One of the key features of ABX1-1 was its requirement that carriers spend 85 percent of the premiums they receive on medical care. According to the San Jose Mercury News, this Medical Loss Ratio requirement is reappearing in legislation sponsored by Senate Health Committee Chair Shiela Kuehl. I haven’t been able to find the legislative language advocated by Senator Kuehl. The compromise approach contained in ABX1-1 was widely supported, including by many carriers. It’s unclear whether the new legislation will simply accept that language, in which case it is highly likely to pass, or veer off into new, more controversial directions.

Senate President Pro Tem To-Be Darrell Steinberg is pushing another element of ABX1-1. His bill, SB 1522, would require the Department of Managed Health Care and Department of Insurance to establish five categories of individual plans. Carriers participating in that market would be required to offer at least one health plan in each of those categories. As currently drafted, it appears insurers could offer additional plans, too. This flexibility would preserve consumer choice and allow carriers to continue to innovate new plan designs. If, however, this flexibility is diminished, the results could be harsh for California consumers. 
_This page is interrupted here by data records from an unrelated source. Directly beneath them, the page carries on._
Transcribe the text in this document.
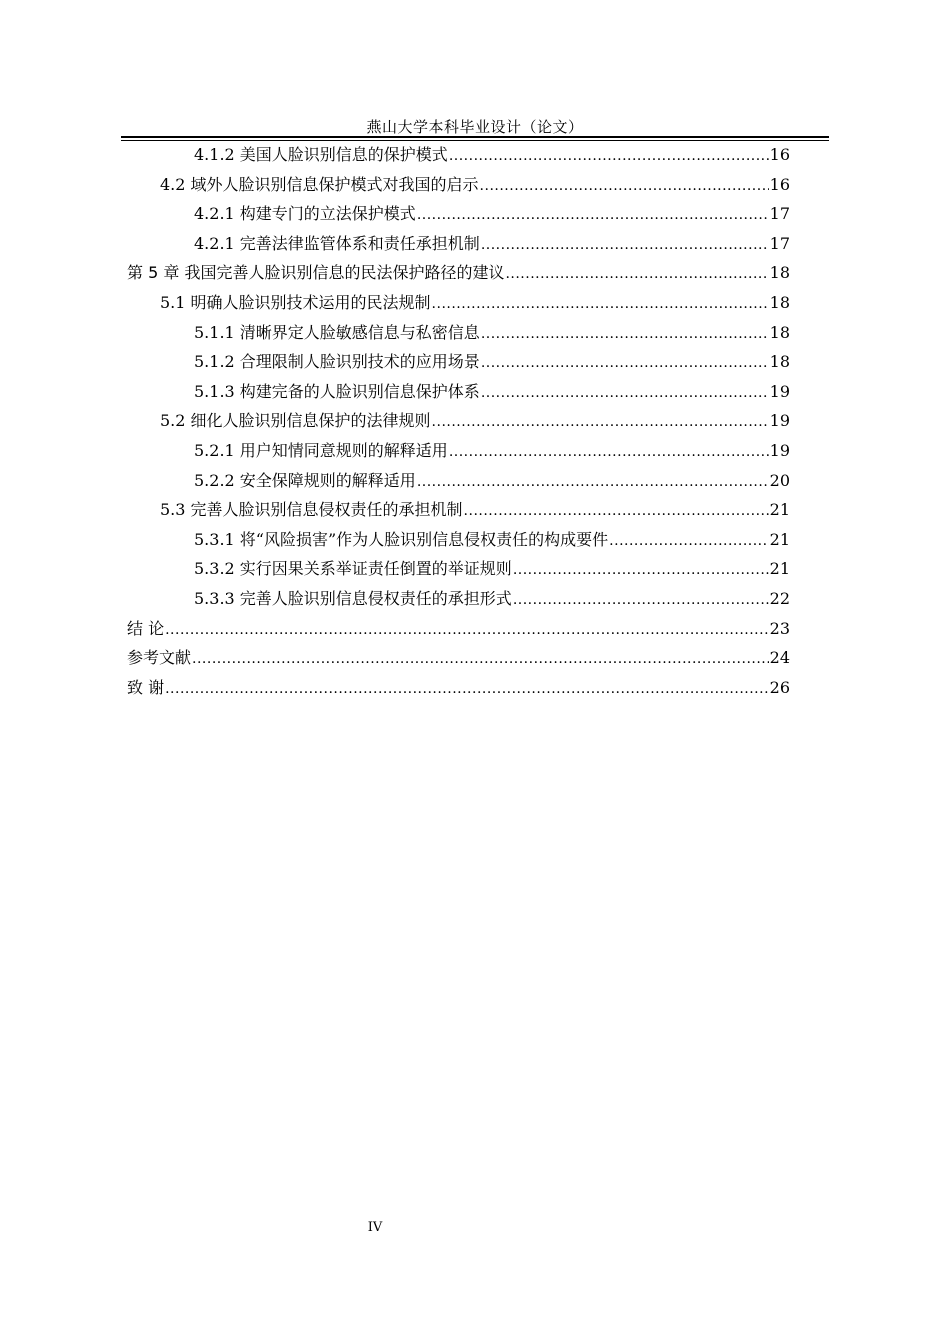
燕山大学本科毕业设计（论文）
4.1.2 美国人脸识别信息的保护模式 .....	16
4.2 域外人脸识别信息保护模式对我国的启示 .....	16
4.2.1 构建专门的立法保护模式 .....	17
4.2.1 完善法律监管体系和责任承担机制 .....	17
第 5 章 我国完善人脸识别信息的民法保护路径的建议 .....	18
5.1 明确人脸识别技术运用的民法规制 .....	18
5.1.1 清晰界定人脸敏感信息与私密信息 .....	18
5.1.2 合理限制人脸识别技术的应用场景 .....	18
5.1.3 构建完备的人脸识别信息保护体系 .....	19
5.2 细化人脸识别信息保护的法律规则 .....	19
5.2.1 用户知情同意规则的解释适用 .....	19
5.2.2 安全保障规则的解释适用 .....	20
5.3 完善人脸识别信息侵权责任的承担机制 .....	21
5.3.1 将“风险损害”作为人脸识别信息侵权责任的构成要件 .....	21
5.3.2 实行因果关系举证责任倒置的举证规则 .....	21
5.3.3 完善人脸识别信息侵权责任的承担形式 .....	22
结 论 .....	23
参考文献 .....	24
致 谢 .....	26
IV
These are just some of the bills introduced prior to the legislature’s submission deadline. Keep in mind, however, that any bill can be amended in virtually any way, so the filing deadline doesn’t have a lot of teeth. The number of bills seeking to reform the health care system is likely to increase before the weeding out process begins. This could be a good thing. It would be nice to see, for example, more focus on controlling health care costs, which is the real root of problems in the health care system.

In any event, 2008 is going to be a busy year for health care reform advocates. It won’t make as many headlines as 2007’s efforts, but that doesn’t mean this year won’t be even more significant than last year.